あっさり兄には従いやがって・・という気持ちになった。


「あ、あぁ」


だが俺は、苦い思いでうなずくしかなかった。


そして、このときを待っていたかのように、


「リクト、俺は他にもあいさつとかあるから、

リュネちゃん、よろしく頼むよ。

リュネちゃん、じゃぁまたね」


早々と兄はその場を去っていった。


「兄上・・」

「はい。

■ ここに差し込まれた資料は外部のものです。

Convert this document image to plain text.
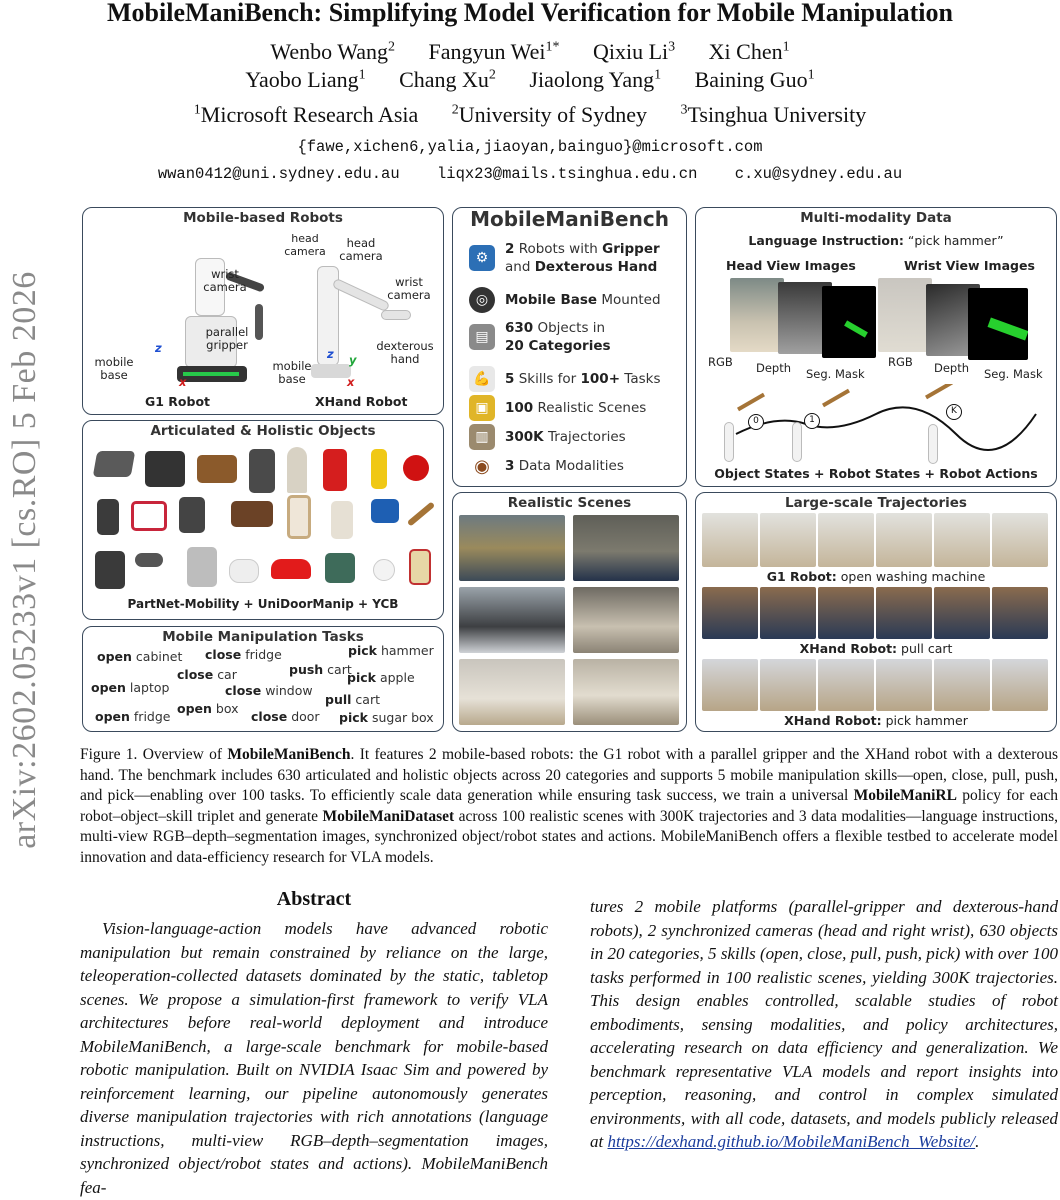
arXiv:2602.05233v1 [cs.RO] 5 Feb 2026
MobileManiBench: Simplifying Model Verification for Mobile Manipulation
Wenbo Wang$^2$ Fangyun Wei$^{1*}$ Qixiu Li$^3$ Xi Chen$^1$
Yaobo Liang$^1$ Chang Xu$^2$ Jiaolong Yang$^1$ Baining Guo$^1$
$^1$Microsoft Research Asia $^2$University of Sydney $^3$Tsinghua University
{fawe,xichen6,yalia,jiaoyan,bainguo}@microsoft.com
wwan0412@uni.sydney.edu.au liqx23@mails.tsinghua.edu.cn c.xu@sydney.edu.au
Mobile-based Robots
head camera
wrist camera
parallel gripper
mobile base
z
x
G1 Robot
head camera
wrist camera
dexterous hand
mobile base
z y
x
XHand Robot
Articulated & Holistic Objects
PartNet-Mobility + UniDoorManip + YCB
Mobile Manipulation Tasks
open cabinet close fridge	pick hammer
push cart
close car	pick apple
open laptop	close window
pull cart
open box
open fridge	close door pick sugar box
MobileManiBench
⚙
2 Robots with Gripper
and Dexterous Hand
◎	Mobile Base Mounted
▤
630 Objects in
20 Categories
💪	5 Skills for 100+ Tasks
▣	100 Realistic Scenes
▥	300K Trajectories
◉	3 Data Modalities
Multi-modality Data
Language Instruction: “pick hammer”
Head View Images	Wrist View Images
RGB Depth Seg. Mask
RGB Depth Seg. Mask
0	1
K
Object States + Robot States + Robot Actions
Realistic Scenes	Large-scale Trajectories
G1 Robot: open washing machine
XHand Robot: pull cart
XHand Robot: pick hammer
Figure 1. Overview of MobileManiBench. It features 2 mobile-based robots: the G1 robot with a parallel gripper and the XHand robot with a dexterous hand. The benchmark includes 630 articulated and holistic objects across 20 categories and supports 5 mobile manipulation skills—open, close, pull, push, and pick—enabling over 100 tasks. To efficiently scale data generation while ensuring task success, we train a universal MobileManiRL policy for each robot–object–skill triplet and generate MobileManiDataset across 100 realistic scenes with 300K trajectories and 3 data modalities—language instructions, multi-view RGB–depth–segmentation images, synchronized object/robot states and actions. MobileManiBench offers a flexible testbed to accelerate model innovation and data-efficiency research for VLA models.
Abstract
Vision-language-action models have advanced robotic manipulation but remain constrained by reliance on the large, teleoperation-collected datasets dominated by the static, tabletop scenes. We propose a simulation-first framework to verify VLA architectures before real-world deployment and introduce MobileManiBench, a large-scale benchmark for mobile-based robotic manipulation. Built on NVIDIA Isaac Sim and powered by reinforcement learning, our pipeline autonomously generates diverse manipulation trajectories with rich annotations (language instructions, multi-view RGB–depth–segmentation images, synchronized object/robot states and actions). MobileManiBench fea-
tures 2 mobile platforms (parallel-gripper and dexterous-hand robots), 2 synchronized cameras (head and right wrist), 630 objects in 20 categories, 5 skills (open, close, pull, push, pick) with over 100 tasks performed in 100 realistic scenes, yielding 300K trajectories. This design enables controlled, scalable studies of robot embodiments, sensing modalities, and policy architectures, accelerating research on data efficiency and generalization. We benchmark representative VLA models and report insights into perception, reasoning, and control in complex simulated environments, with all code, datasets, and models publicly released at https://dexhand.github.io/MobileManiBench_Website/.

」


二人きりの状況を望んでいたはずなのに、

なぜかやりきれない気持ちになって、そのまま兄を見送るしかできなかった。


リュネは俺とは反対に、動揺した様子なくうなずいた。


「・・・」


「・・・」


しばし気まずい沈黙がその場に流れる。

お互い、顔を見やると、彼女が呟いた。


「正直助かりました、殿下が来てくださったおかげで、

答えなくてもよくなりましたから」


このときの彼女は、兄と同じように俺との間に一線を引いていた。


そして、この言葉に俺は苛立ちを感じた。


俺が来なかったら・・、俺が邪魔しなかったら

彼女は断らなかったということが明らかになったからだ。


「じゃあお前は、俺が声をかけなかったら、

あの言葉にうなずいていたのか?」


「・・はい」


彼女は渋りながらも、首を縦に振った。


そこに、俺の苛立ちが最大値まで上がる。


俺は彼女に詰め寄った。

詰め寄らずに入られなかった。


所詮、対等とは言えど、うなずくしかないのだ、王族の言葉には。


それがどうしても俺をムカつかせる。


「そうだな、お前はうなずくしかない、

所詮、お前は、王族には抗えない・・、そうだろ?」


苛立ち紛れに、彼女に八つ当たりをする。


「それは・・」


彼女は俺の言葉に退き、一瞬の迷いを見せる。


その迷いこそが、彼女をなじる方向に俺を引っ張った。


「王族に嫁げば、地位は認められ、暮らしも今より豊か、

さぞいいおもいができるだろう。

お前も、それを望んでいるのだろう?

誰にでも優しい兄につけこんで」


実際兄は、女を利用し傷つけるような奴だが、それは裏だ。

表向きは、優しい女好きだろう。


俺は彼女と距離をなくし、壁まで追い立てた。


「私は、私自身は、そんなのほしくない。

だから、助かったと、殿下に言ったでしょう」


彼女は何か押し隠すようにそう答え、

先ほどとは打って変わったように、強いまなざしで俺を見つめた。


これが、こいつの本性か。


リュネのその反発した意見は、俺の心に火をつけた。






リュネ、今と過去では違うっぽく感じるかもしれませんが、

最初は心を開いてなかったんですよね・・


リクト殿下の“s”の闘志に火をつけました。